Later, I come out of the ladies room and I notice that A, still sitting and pouting in the chair, seems to be talking to herself in a soothing tone. And she's stroking her coat. I stare at her quizzically for a moment and then go back into the room where the wake is being held. I casually mention A's odd behavior to some family members and someone remarks that at least she's being a good sport by staying out there.
And with that comment, the doors to the room swing open and A walks in with a sweeping gesture and stands there, waiting to be noticed and admired. When no one stands up to applaud her entrance, she saunters her way towards the coffin, flipping her hair as she walks. She gets to the coffin, looks down at the man she barely knew yet whom was apparently a father figure to her, turns her head to make sure she has our rapt attention, and begins to wail. She's incoherent, crying, sobbing, and there is not a person in the room who doesn't know that it is all an act. We've seen her movies. We know bad acting when we see it. Suddenly she puts the back of her hand up to her forehead, 50's movie star style, and falls to the floor in a faint. No one moves to help her. She lays there, hand still on forehead, skirt hiked up, a spectacle on display. Finally, the director/relative comes over, picks her up and walks her out to the chair in the hallway.
The service continues. We sit there quietly, talking in hushed tones to people who come to offer their condolences. Every once in a while, when it becomes very, very quiet, we hear a squeaking sound. At first, I think it's a child crying. Someone else thinks it's a person with new, squeaky shoes. Maybe a mouse? We can't figure it out, but it stops and starts until it gets irritating enough for us to go investigate. We follow the sound of the squeak out of the wake room, into the hallway, right to the .....chair. The chair where A is sitting. And she's sitting there, talking to herself again and petting herself, and I realize it's not a squeak we were hearing at all, but a yip. Rising out of A's coat like a beast coming from her breasts is the head of a poodle. A tiny, toy poodle yipping away at us.

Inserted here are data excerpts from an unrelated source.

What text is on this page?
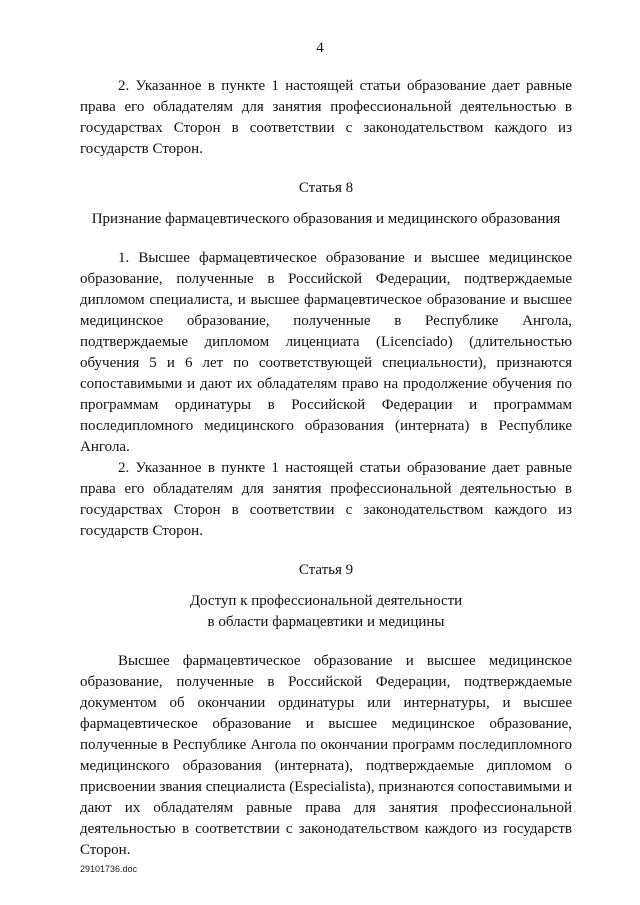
4

2. Указанное в пункте 1 настоящей статьи образование дает равные права его обладателям для занятия профессиональной деятельностью в государствах Сторон в соответствии с законодательством каждого из государств Сторон.

Статья 8

Признание фармацевтического образования и медицинского образования

1. Высшее фармацевтическое образование и высшее медицинское образование, полученные в Российской Федерации, подтверждаемые дипломом специалиста, и высшее фармацевтическое образование и высшее медицинское образование, полученные в Республике Ангола, подтверждаемые дипломом лиценциата (Licenciado) (длительностью обучения 5 и 6 лет по соответствующей специальности), признаются сопоставимыми и дают их обладателям право на продолжение обучения по программам ординатуры в Российской Федерации и программам последипломного медицинского образования (интерната) в Республике Ангола.

2. Указанное в пункте 1 настоящей статьи образование дает равные права его обладателям для занятия профессиональной деятельностью в государствах Сторон в соответствии с законодательством каждого из государств Сторон.

Статья 9

Доступ к профессиональной деятельности
в области фармацевтики и медицины

Высшее фармацевтическое образование и высшее медицинское образование, полученные в Российской Федерации, подтверждаемые документом об окончании ординатуры или интернатуры, и высшее фармацевтическое образование и высшее медицинское образование, полученные в Республике Ангола по окончании программ последипломного медицинского образования (интерната), подтверждаемые дипломом о присвоении звания специалиста (Especialista), признаются сопоставимыми и дают их обладателям равные права для занятия профессиональной деятельностью в соответствии с законодательством каждого из государств Сторон.

29101736.doc
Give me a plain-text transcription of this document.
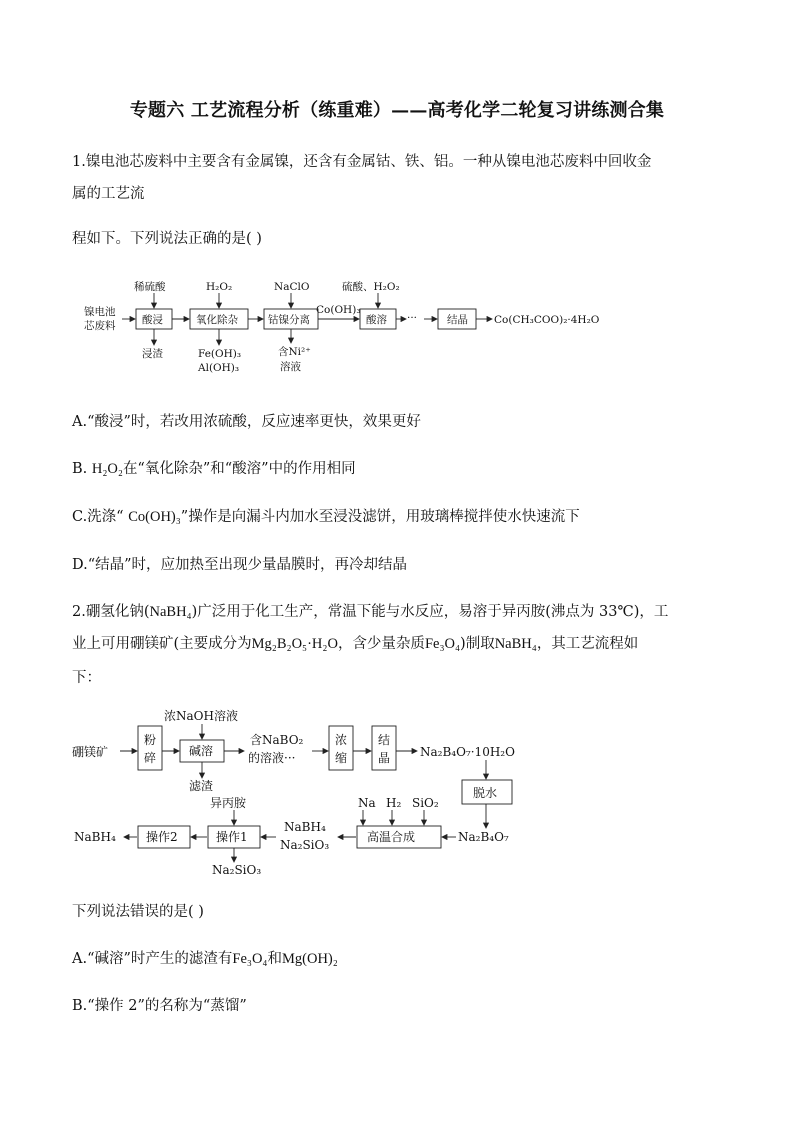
专题六 工艺流程分析（练重难）——高考化学二轮复习讲练测合集
1.镍电池芯废料中主要含有金属镍，还含有金属钴、铁、铝。一种从镍电池芯废料中回收金
属的工艺流
程如下。下列说法正确的是( )
镍电池
芯废料
稀硫酸
酸浸
浸渣
H₂O₂
氧化除杂
Fe(OH)₃
Al(OH)₃
NaClO
钴镍分离
含Ni²⁺
溶液
Co(OH)₃
硫酸、H₂O₂
酸溶 ···	结晶 Co(CH₃COO)₂·4H₂O
A.“酸浸”时，若改用浓硫酸，反应速率更快，效果更好
B. H₂O₂在“氧化除杂”和“酸溶”中的作用相同
C.洗涤“ Co(OH)₃”操作是向漏斗内加水至浸没滤饼，用玻璃棒搅拌使水快速流下
D.“结晶”时，应加热至出现少量晶膜时，再冷却结晶
2.硼氢化钠(NaBH₄)广泛用于化工生产，常温下能与水反应，易溶于异丙胺(沸点为 33℃)，工
业上可用硼镁矿(主要成分为Mg₂B₂O₅·H₂O，含少量杂质Fe₃O₄)制取NaBH₄，其工艺流程如
下：
硼镁矿
粉
碎
浓NaOH溶液
碱溶
滤渣
含NaBO₂
的溶液···
浓
缩
结
晶 Na₂B₄O₇·10H₂O
脱水
Na₂B₄O₇
Na H₂ SiO₂
高温合成
NaBH₄
Na₂SiO₃
异丙胺
操作1
Na₂SiO₃
操作2
NaBH₄
下列说法错误的是( )
A.“碱溶”时产生的滤渣有Fe₃O₄和Mg(OH)₂
B.“操作 2”的名称为“蒸馏”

She brought her dog to a funeral. No one says anything, no one bothers to explain to her why we are mad, because just the fact that she doesn't understand our anger or bewilderment speaks volumes.
I haven't seen her since. By the end of that year I was separated from my husband, and his family, and I never had to deal with her again. Once in a while, a movie of hers will show up on cable at 3am and I'll get a good chuckle out of her acting, because I've seen her best piece of work and it's not on film.